Is there anything better than fresh summer squash? I love it, and have loved getting a few new varieties to try from our CSA this year. I've been experimenting with quick, simple ways to prepare delicious squash side dishes, and I've found one that has become a favorite in our house. The best part is it can be cooked outside on these hot days!
As with many recipes, quantities here are footloose and fancy-free...adjust them to your own tastes or what you happen to have on hand. That said, here's how I made it:
Approx. 2 lbs of squash, I used patty pan and crookneck since that's what we'd gotten at our CSA
1 red onion
2 to 3 tablespoons olive oil
2 to 3 tablespoons balsamic vinegar
1 tablespoon lemon juice
1 teaspoon fresh lemon thyme (I'd probably use more in the future, but that's all we had)
Zest from 1/2 a lemon
Dice squash into bite-sized pieces large enough not to fall through the holes of a grill basket. There's no need to peel them; just wash the skin well. Dice onion into similar sized pieces. In a large bowl, stir together all the ingredients. If it seems too dry, add some additional olive oil and vinegar.

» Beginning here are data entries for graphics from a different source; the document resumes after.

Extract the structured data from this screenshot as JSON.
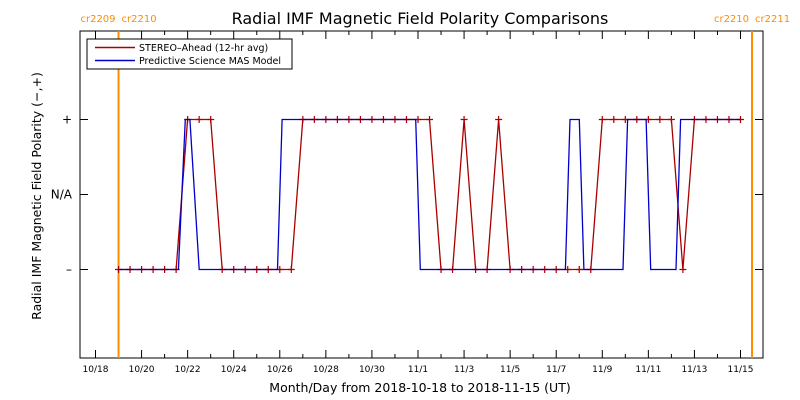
{
  "chart_data": {
    "type": "line",
    "title": "Radial IMF Magnetic Field Polarity Comparisons",
    "xlabel": "Month/Day from 2018-10-18 to 2018-11-15 (UT)",
    "ylabel": "Radial IMF Magnetic Field Polarity (−,+)",
    "x_unit": "days since 2018-10-18 00:00 UT",
    "xlim": [
      0,
      28
    ],
    "ylim": [
      -1.7,
      1.7
    ],
    "x_ticks": [
      {
        "x": 0,
        "label": "10/18"
      },
      {
        "x": 2,
        "label": "10/20"
      },
      {
        "x": 4,
        "label": "10/22"
      },
      {
        "x": 6,
        "label": "10/24"
      },
      {
        "x": 8,
        "label": "10/26"
      },
      {
        "x": 10,
        "label": "10/28"
      },
      {
        "x": 12,
        "label": "10/30"
      },
      {
        "x": 14,
        "label": "11/1"
      },
      {
        "x": 16,
        "label": "11/3"
      },
      {
        "x": 18,
        "label": "11/5"
      },
      {
        "x": 20,
        "label": "11/7"
      },
      {
        "x": 22,
        "label": "11/9"
      },
      {
        "x": 24,
        "label": "11/11"
      },
      {
        "x": 26,
        "label": "11/13"
      },
      {
        "x": 28,
        "label": "11/15"
      }
    ],
    "y_ticks": [
      {
        "y": 1,
        "label": "+"
      },
      {
        "y": 0,
        "label": "N/A"
      },
      {
        "y": -1,
        "label": "–"
      }
    ],
    "carrington_markers": [
      {
        "x": 1.0,
        "left_label": "cr2209",
        "right_label": "cr2210",
        "color": "#ff8c00"
      },
      {
        "x": 28.5,
        "left_label": "cr2210",
        "right_label": "cr2211",
        "color": "#ff8c00"
      }
    ],
    "series": [
      {
        "name": "STEREO–Ahead (12-hr avg)",
        "color": "#aa0000",
        "marker": "plus",
        "x": [
          1.0,
          1.5,
          2.0,
          2.5,
          3.0,
          3.5,
          4.0,
          4.5,
          5.0,
          5.5,
          6.0,
          6.5,
          7.0,
          7.5,
          8.0,
          8.5,
          9.0,
          9.5,
          10.0,
          10.5,
          11.0,
          11.5,
          12.0,
          12.5,
          13.0,
          13.5,
          14.0,
          14.5,
          15.0,
          15.5,
          16.0,
          16.5,
          17.0,
          17.5,
          18.0,
          18.5,
          19.0,
          19.5,
          20.0,
          20.5,
          21.0,
          21.5,
          22.0,
          22.5,
          23.0,
          23.5,
          24.0,
          24.5,
          25.0,
          25.5,
          26.0,
          26.5,
          27.0,
          27.5,
          28.0
        ],
        "y": [
          -1,
          -1,
          -1,
          -1,
          -1,
          -1,
          1,
          1,
          1,
          -1,
          -1,
          -1,
          -1,
          -1,
          -1,
          -1,
          1,
          1,
          1,
          1,
          1,
          1,
          1,
          1,
          1,
          1,
          1,
          1,
          -1,
          -1,
          1,
          -1,
          -1,
          1,
          -1,
          -1,
          -1,
          -1,
          -1,
          -1,
          -1,
          -1,
          1,
          1,
          1,
          1,
          1,
          1,
          1,
          -1,
          1,
          1,
          1,
          1,
          1
        ]
      },
      {
        "name": "Predictive Science MAS Model",
        "color": "#0000cc",
        "x": [
          1.0,
          3.6,
          3.9,
          4.1,
          4.5,
          7.9,
          8.1,
          13.9,
          14.1,
          15.3,
          15.5,
          20.4,
          20.6,
          21.0,
          21.2,
          22.9,
          23.1,
          23.9,
          24.1,
          25.2,
          25.4,
          28.0
        ],
        "y": [
          -1,
          -1,
          1,
          1,
          -1,
          -1,
          1,
          1,
          -1,
          -1,
          -1,
          -1,
          1,
          1,
          -1,
          -1,
          1,
          1,
          -1,
          -1,
          1,
          1
        ]
      }
    ],
    "legend": {
      "position": "top-left"
    }
  }
}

Transfer squash to a grill basket. Grill over medium heat, stirring occasionally, until squash are fork-tender (but not mushy).

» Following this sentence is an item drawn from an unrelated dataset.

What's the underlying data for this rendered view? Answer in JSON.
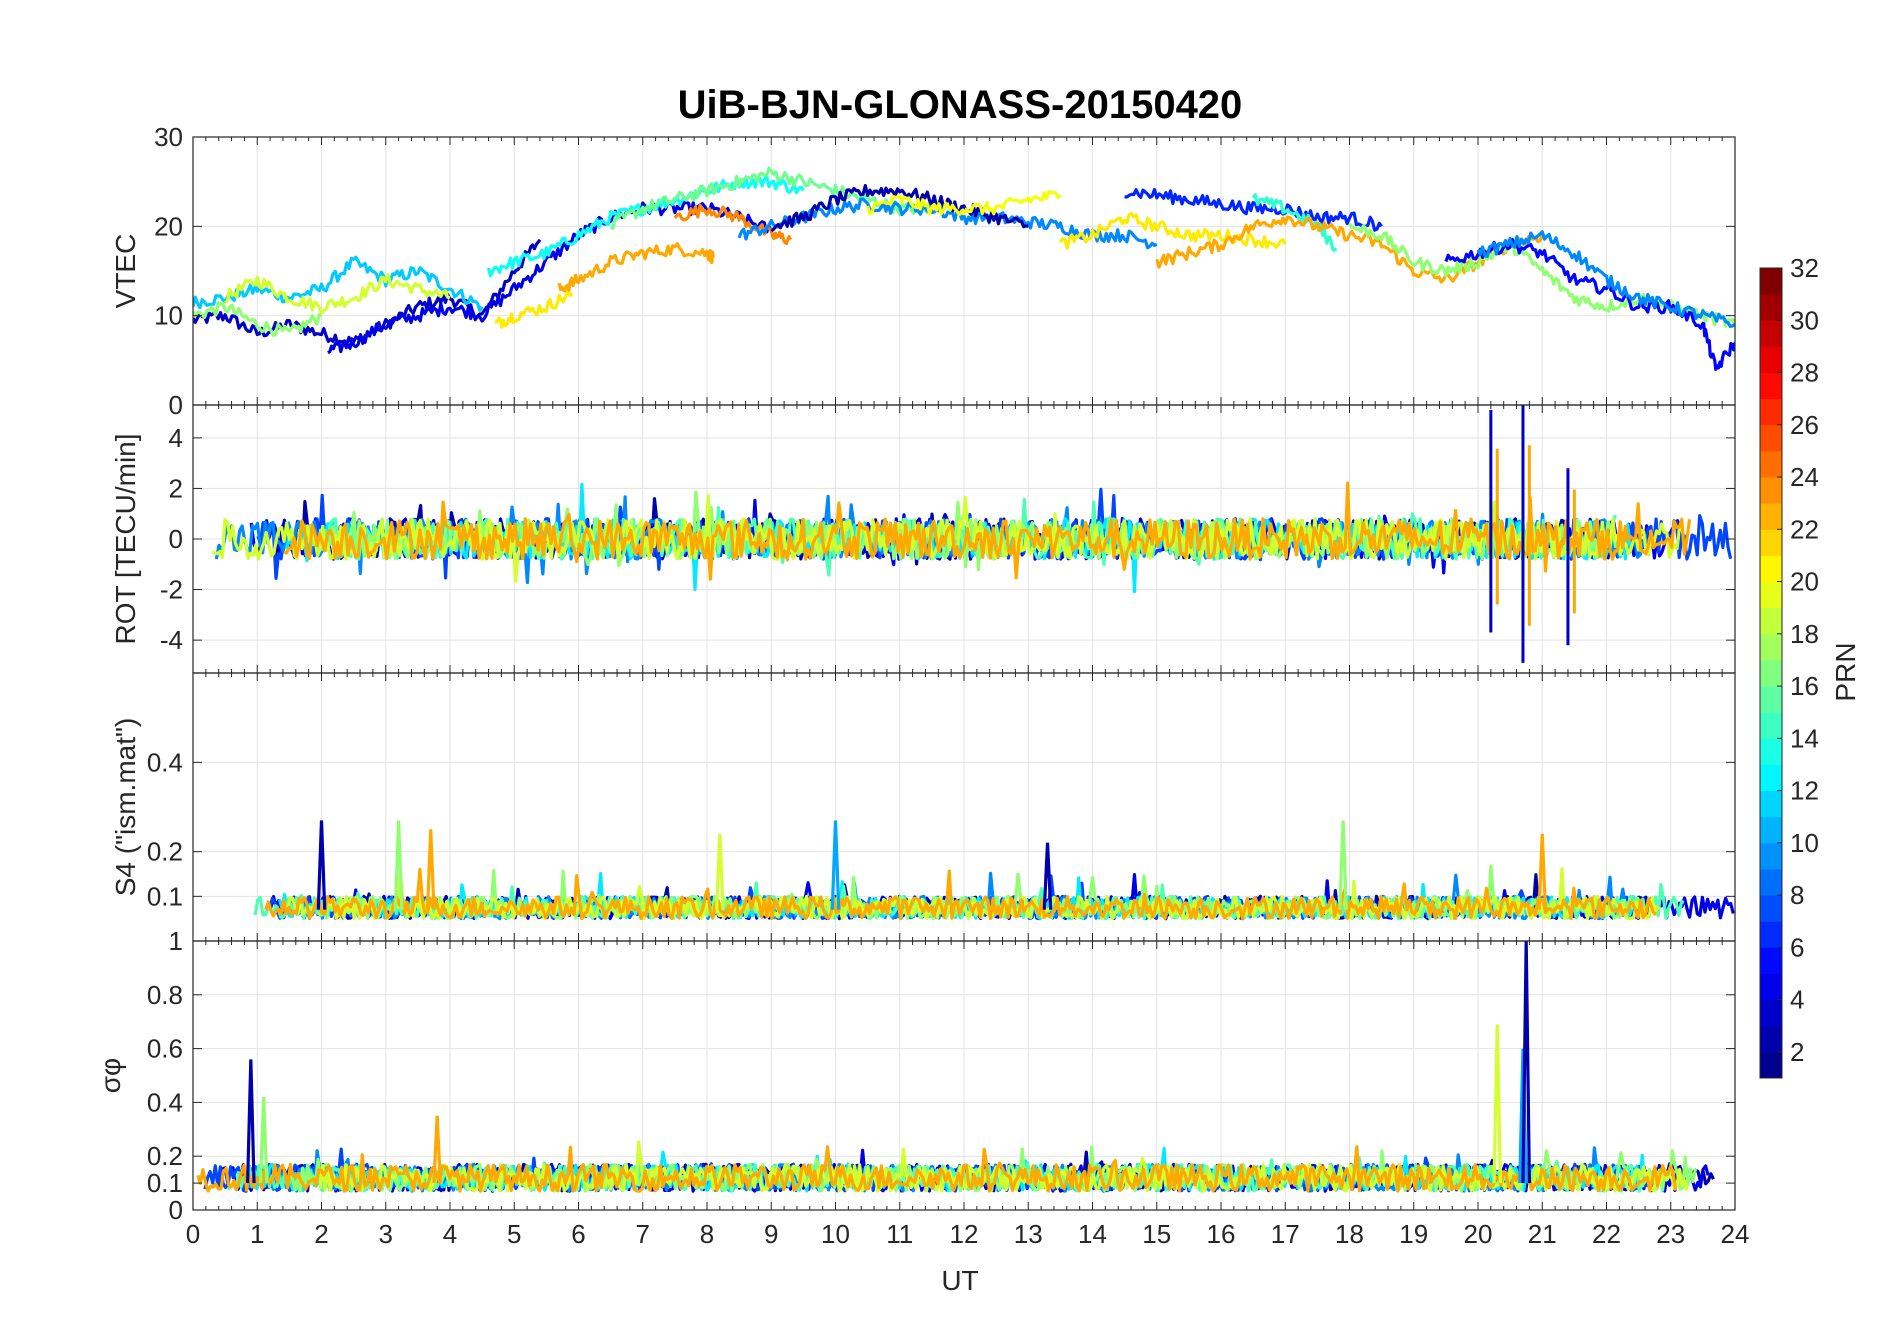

Alternately, you could cut large slices of big squash and grill directly on the grate. Or you could wrap all the veggies inside a double layer of grill foil and steam them directly on the grill. Or you could cook it in a pan on the stove. Or if you wanted to pay a lot of attention to it, you could even stick it under the broiler. You have a lot of options, but if you have a grill basket, that's probably the easiest.
Enjoy, and just keep repeating that you can never have too much squash!